Il ne tenta pas de passer sous le feu de l’ennemi,  mais il avança pour remonter l’estuaire. Le capitaine se frotta  les mains.

– Il cherche des eaux peu profondes, monsieur Wharton, et nous aurons à l’en faire sortir, monsieur. C’est un beau petit brick, mais j’aurais cru qu’un écumeur des mers aurait été plus débrouillard.

– Il y a eu une mutinerie, monsieur.

– Ah oui ?

– On me l’a raconté à Manille, une vilaine affaire, monsieur. Le capitaine et les deux seconds assassinés. Ce Hudson, ou plutôt le Chevelu comme on l’appelle, dirigeait la mutinerie. Il est de Londres, monsieur, et je ne crois pas qu’un plus cruel coquin ait jamais paru dans Londres.

– La prochaine fois qu’il apparaîtra dans Londres ce sera au haut d’une vergue, monsieur Wharton. Ce brick me semble surchargé de monde. Je lui prendrais bien une vingtaine de gabiers, mais ce serait assez pour corrompre l’équipage de l’arche, monsieur Wharton.

Les deux officiers observaient le brick à la lunette. 

Soudain le lieutenant montra ses dents dans un sourire épanoui tandis que les joues rouges du capitaine se coloraient un peu plus. 

– Voilà Hudson le Chevelu sur la rambarde arrière, monsieur.

– La basse, l’impertinente canaille ! Il se livrera à toutes sortes d’autres farces tant que nous n’en aurons pas fini avec lui. Pourriez-vous l’atteindre avec le long de dix-huit, monsieur Smeaton ?

– Une autre encablure suffira, monsieur.

Pendant qu’ils parlaient, le brick fit une embardée. Et, tout en virant, de sa hanche jaillit une giclée de fumée. 

C’était un simple morceau de bravoure, car le canon pouvait à peine porter à mi-distance. 

Puis, après un nouvel évitage, le petit navire revint dans le vent et prit un autre tournant dans le chenal en lacets.

– L’eau baisse rapidement, monsieur ! répéta le deuxième lieutenant.

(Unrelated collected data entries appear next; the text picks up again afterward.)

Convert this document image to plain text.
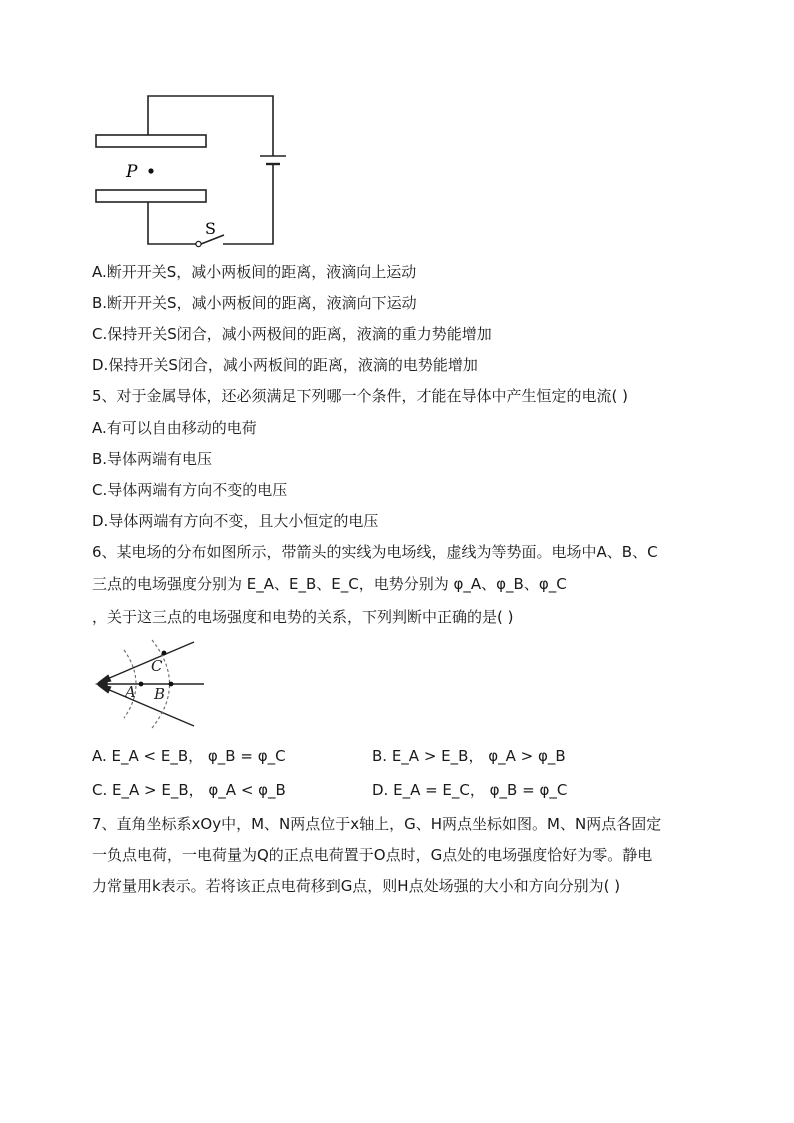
P
S
A.断开开关S，减小两板间的距离，液滴向上运动
B.断开开关S，减小两板间的距离，液滴向下运动
C.保持开关S闭合，减小两极间的距离，液滴的重力势能增加
D.保持开关S闭合，减小两板间的距离，液滴的电势能增加
5、对于金属导体，还必须满足下列哪一个条件，才能在导体中产生恒定的电流( )
A.有可以自由移动的电荷
B.导体两端有电压
C.导体两端有方向不变的电压
D.导体两端有方向不变，且大小恒定的电压
6、某电场的分布如图所示，带箭头的实线为电场线，虚线为等势面。电场中A、B、C
三点的电场强度分别为 E_A、E_B、E_C，电势分别为 φ_A、φ_B、φ_C
，关于这三点的电场强度和电势的关系，下列判断中正确的是( )
C
A B
A. E_A < E_B， φ_B = φ_C	B. E_A > E_B， φ_A > φ_B
C. E_A > E_B， φ_A < φ_B	D. E_A = E_C， φ_B = φ_C
7、直角坐标系xOy中，M、N两点位于x轴上，G、H两点坐标如图。M、N两点各固定
一负点电荷，一电荷量为Q的正点电荷置于O点时，G点处的电场强度恰好为零。静电
力常量用k表示。若将该正点电荷移到G点，则H点处场强的大小和方向分别为( )
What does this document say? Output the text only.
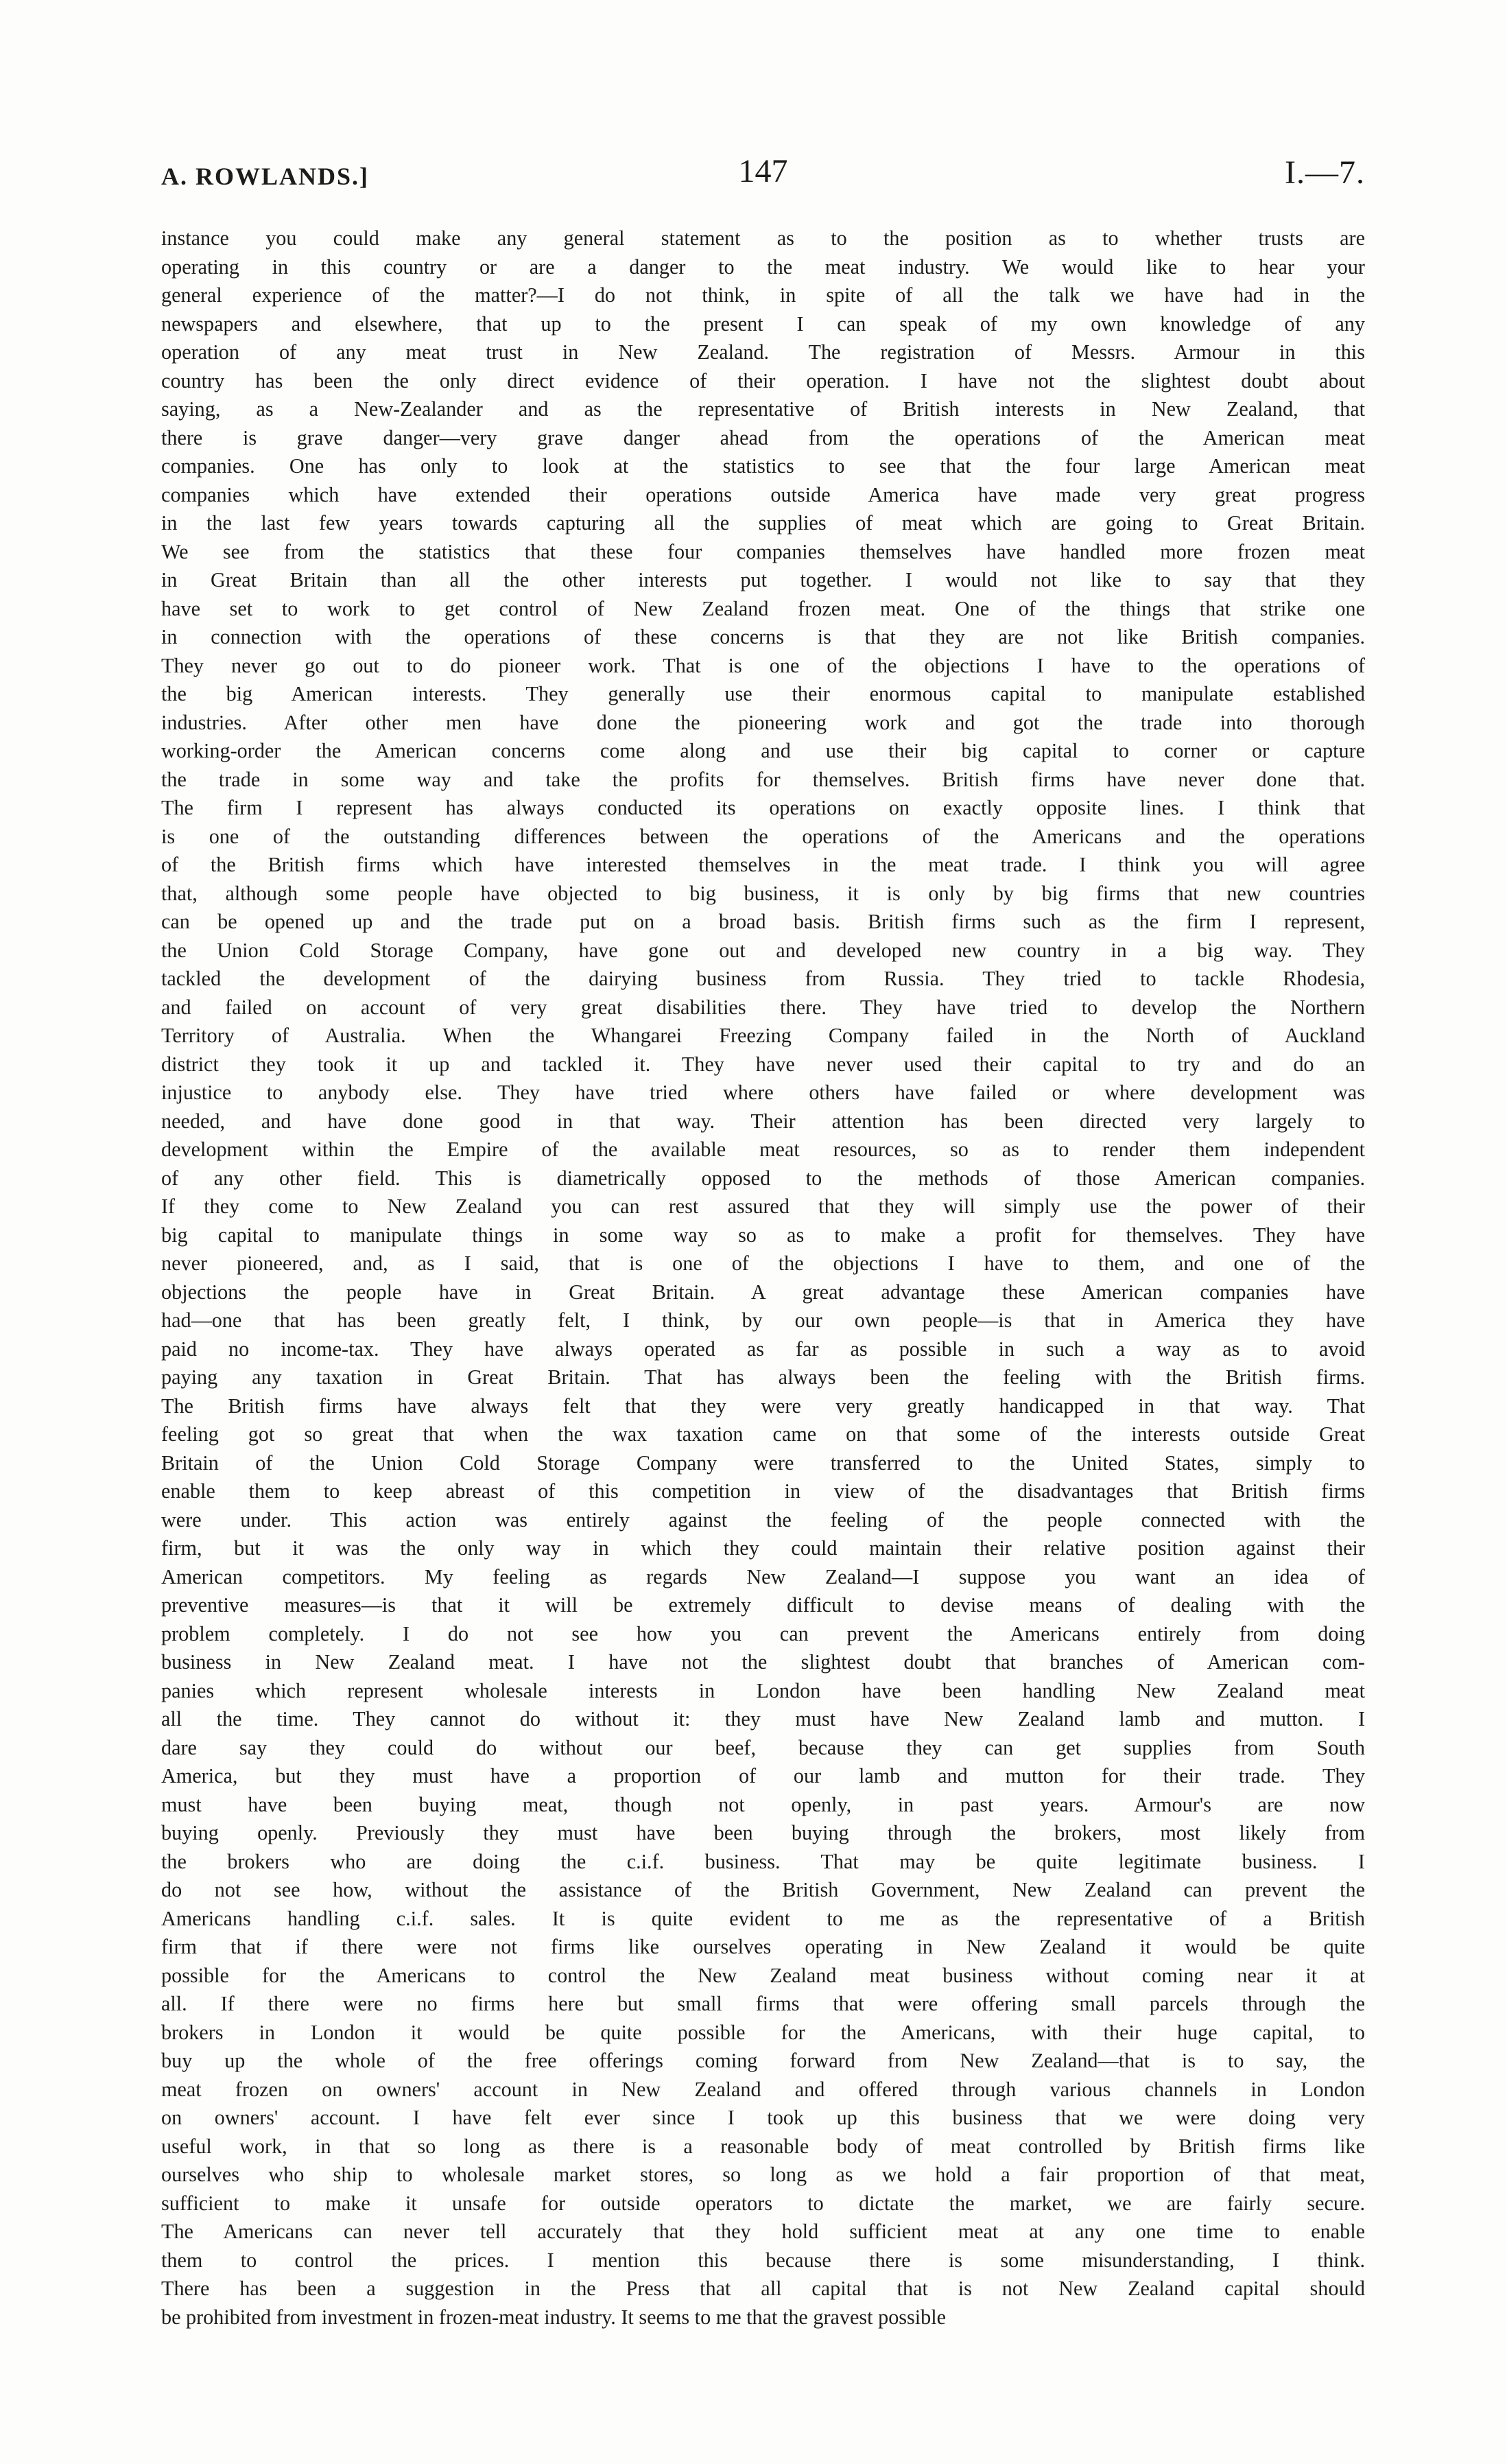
A. ROWLANDS.]	147	I.—7.
instance you could make any general statement as to the position as to whether trusts are
operating in this country or are a danger to the meat industry. We would like to hear your
general experience of the matter?—I do not think, in spite of all the talk we have had in the
newspapers and elsewhere, that up to the present I can speak of my own knowledge of any
operation of any meat trust in New Zealand. The registration of Messrs. Armour in this
country has been the only direct evidence of their operation. I have not the slightest doubt about
saying, as a New-Zealander and as the representative of British interests in New Zealand, that
there is grave danger—very grave danger ahead from the operations of the American meat
companies. One has only to look at the statistics to see that the four large American meat
companies which have extended their operations outside America have made very great progress
in the last few years towards capturing all the supplies of meat which are going to Great Britain.
We see from the statistics that these four companies themselves have handled more frozen meat
in Great Britain than all the other interests put together. I would not like to say that they
have set to work to get control of New Zealand frozen meat. One of the things that strike one
in connection with the operations of these concerns is that they are not like British companies.
They never go out to do pioneer work. That is one of the objections I have to the operations of
the big American interests. They generally use their enormous capital to manipulate established
industries. After other men have done the pioneering work and got the trade into thorough
working-order the American concerns come along and use their big capital to corner or capture
the trade in some way and take the profits for themselves. British firms have never done that.
The firm I represent has always conducted its operations on exactly opposite lines. I think that
is one of the outstanding differences between the operations of the Americans and the operations
of the British firms which have interested themselves in the meat trade. I think you will agree
that, although some people have objected to big business, it is only by big firms that new countries
can be opened up and the trade put on a broad basis. British firms such as the firm I represent,
the Union Cold Storage Company, have gone out and developed new country in a big way. They
tackled the development of the dairying business from Russia. They tried to tackle Rhodesia,
and failed on account of very great disabilities there. They have tried to develop the Northern
Territory of Australia. When the Whangarei Freezing Company failed in the North of Auckland
district they took it up and tackled it. They have never used their capital to try and do an
injustice to anybody else. They have tried where others have failed or where development was
needed, and have done good in that way. Their attention has been directed very largely to
development within the Empire of the available meat resources, so as to render them independent
of any other field. This is diametrically opposed to the methods of those American companies.
If they come to New Zealand you can rest assured that they will simply use the power of their
big capital to manipulate things in some way so as to make a profit for themselves. They have
never pioneered, and, as I said, that is one of the objections I have to them, and one of the
objections the people have in Great Britain. A great advantage these American companies have
had—one that has been greatly felt, I think, by our own people—is that in America they have
paid no income-tax. They have always operated as far as possible in such a way as to avoid
paying any taxation in Great Britain. That has always been the feeling with the British firms.
The British firms have always felt that they were very greatly handicapped in that way. That
feeling got so great that when the wax taxation came on that some of the interests outside Great
Britain of the Union Cold Storage Company were transferred to the United States, simply to
enable them to keep abreast of this competition in view of the disadvantages that British firms
were under. This action was entirely against the feeling of the people connected with the
firm, but it was the only way in which they could maintain their relative position against their
American competitors. My feeling as regards New Zealand—I suppose you want an idea of
preventive measures—is that it will be extremely difficult to devise means of dealing with the
problem completely. I do not see how you can prevent the Americans entirely from doing
business in New Zealand meat. I have not the slightest doubt that branches of American com-
panies which represent wholesale interests in London have been handling New Zealand meat
all the time. They cannot do without it: they must have New Zealand lamb and mutton. I
dare say they could do without our beef, because they can get supplies from South
America, but they must have a proportion of our lamb and mutton for their trade. They
must have been buying meat, though not openly, in past years. Armour's are now
buying openly. Previously they must have been buying through the brokers, most likely from
the brokers who are doing the c.i.f. business. That may be quite legitimate business. I
do not see how, without the assistance of the British Government, New Zealand can prevent the
Americans handling c.i.f. sales. It is quite evident to me as the representative of a British
firm that if there were not firms like ourselves operating in New Zealand it would be quite
possible for the Americans to control the New Zealand meat business without coming near it at
all. If there were no firms here but small firms that were offering small parcels through the
brokers in London it would be quite possible for the Americans, with their huge capital, to
buy up the whole of the free offerings coming forward from New Zealand—that is to say, the
meat frozen on owners' account in New Zealand and offered through various channels in London
on owners' account. I have felt ever since I took up this business that we were doing very
useful work, in that so long as there is a reasonable body of meat controlled by British firms like
ourselves who ship to wholesale market stores, so long as we hold a fair proportion of that meat,
sufficient to make it unsafe for outside operators to dictate the market, we are fairly secure.
The Americans can never tell accurately that they hold sufficient meat at any one time to enable
them to control the prices. I mention this because there is some misunderstanding, I think.
There has been a suggestion in the Press that all capital that is not New Zealand capital should
be prohibited from investment in frozen-meat industry. It seems to me that the gravest possible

– Il y a six toises sur la carte.

– Quatre à la sonde, monsieur.

– Quand nous aurons contourné cette pointe, nous verrons où nous en sommes. Ah ! je m’y attendais ! Mettez à la cape, monsieur Wharton. À présent, nous l’avons à notre merci.

La frégate était maintenant tout à fait invisible de la mer, à l’embouchure de cet estuaire semblable à une rivière. 

Quand elle eut contourné la pointe, chacun à bord put voir les deux rives converger à un endroit situé à seize cents mètres environ.

Dans cet angle, le plus près possible de la rive le brick était adossé, avec son travers face à son poursuivant et un tortillon de tissu noir déployé à la misaine. 

Le lieutenant maigre qui avait reparu sur le pont, avec un sabre d’abordage attaché à son côté  et deux pistolets à la ceinture, considéra cet emblème avec curiosité.

– Est-ce le pavillon noir des pirates, monsieur ? demandat-il.

Mais le capitaine était furieux.

– Peut-être bien qu’il sera pendu là où ses chausses sont pendues en ce moment ! dit-il. Quelles embarcations voulezvous, monsieur Wharton ?

– Avec la chaloupe et le petit canot, ce devrait être suffisant.

– Prenez-en quatre, et faites-moi un joli travail. Sifflez tout de suite le départ pour les hommes. Moi j’approche peu à peu et je vous aide avec le long de dix-huit.

Dans le grincement des cordages et des poulies, les quatre embarcations furent mises à l’eau. Leurs équipages se serrèrent à l’intérieur : marins aux pieds nus, fusiliers flegmatiques, aspirants blagueurs et, à l’arrière, les officiers au visage austère de maître d’école. 

Le capitaine, coudes étalés sur l’habitacle, continuait à surveiller le brick. 

L’équipage de La Claquante hissait  les filets d’abordage, virait d’un demi-tour les canons de tribord, aménageant pour eux de nombreux sabords à bâbord, s’apprêtait en un mot à opposer une résistance désespérée. 

Parmi les hommes un grand gaillard barbu jusqu’aux yeux et coiffé d’un bonnet rouge se démenait, se baissait, halait. 

Le capitaine le regarda avec irritation, puis il happa sa lunette et vira sur ses talons. Pendant quelques instants il demeura là à dévorer l’océan des yeux. 

– Remontez les embarcations ! cria-t-il de sa voix grinçante. Branle-bas de combat ! Préparez les canons de la batterie haute.

Contournant l’estuaire, un gros navire apparaissait.

Son grand beaupré jaune et sa figure de proue aux ailes blanches surgissaient de derrière les palmiers, tandis que, hauts dans le ciel, trois mâts immenses dominaient le décor : sur la misaine flottait, superbe, le pavillon tricolore. 

Il amorça lentement le virage ; l’eau d’un bleu profond moussait sous son étrave ; il tourna jusqu’à ce que se présentât de bout en bout son long flanc noir incurvé, avec sa ligne de cuivre éblouissant en dessous, et au-dessus sa rangée de hamacs blancs comme neige, avec aussi des groupes denses de marins penchés pour mieux voir. 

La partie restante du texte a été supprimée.